🤖 AI Summary
Multimodal active learning faces unique challenges, including missing modalities, varying modality-specific difficulties, and inconsistent interaction structures. Existing approaches lack systematic evaluation and often over-rely on a single modality. This work introduces the first benchmark framework that isolates key challenges through synthetic datasets and systematically evaluates performance on real-world data by integrating multimodal neural networks with diverse query strategies. Experimental results reveal a pervasive imbalance in modality utilization across current methods and demonstrate that multimodal query strategies do not consistently outperform unimodal baselines. These findings underscore the necessity of designing modality-aware active learning mechanisms and provide clear directions for future research in this area.
📝 Abstract
Multimodal learning enables neural networks to integrate information from heterogeneous sources, but active learning in this setting faces distinct challenges.
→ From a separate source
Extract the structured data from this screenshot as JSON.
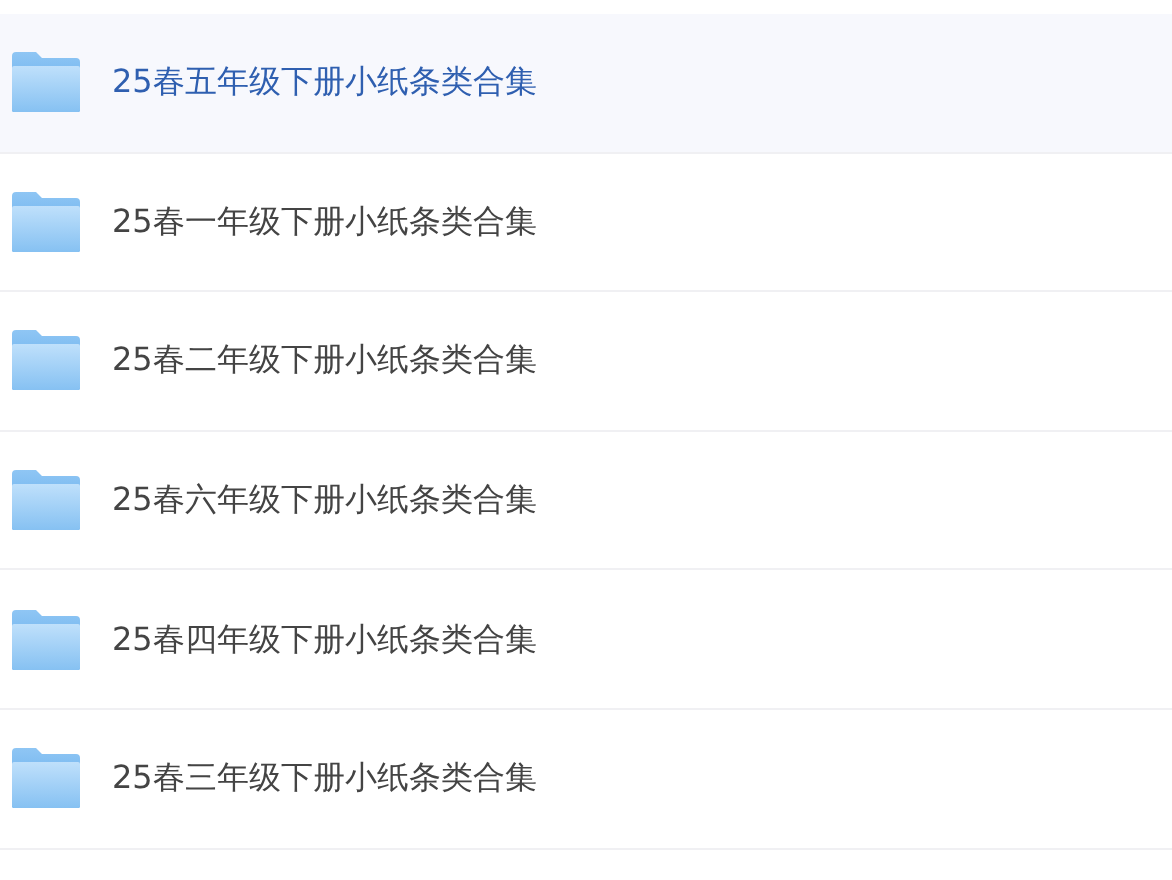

These include missing modalities, differences in modality difficulty, and varying interaction structures. These are issues absent in the unimodal case. While the behavior of active learning strategies in unimodal settings is well characterized, their behavior under such multimodal conditions remains poorly understood. We introduce a new framework for benchmarking multimodal active learning that isolates these pitfalls using synthetic datasets, allowing systematic evaluation without confounding noise. Using this framework, we compare unimodal and multimodal query strategies and validate our findings on two real-world datasets. Our results show that models consistently develop imbalanced representations, relying primarily on one modality while neglecting others. Existing query methods do not mitigate this effect, and multimodal strategies do not consistently outperform unimodal ones. These findings highlight limitations of current active learning methods and underline the need for modality-aware query strategies that explicitly address these pitfalls. Code and benchmark resources will be made publicly available.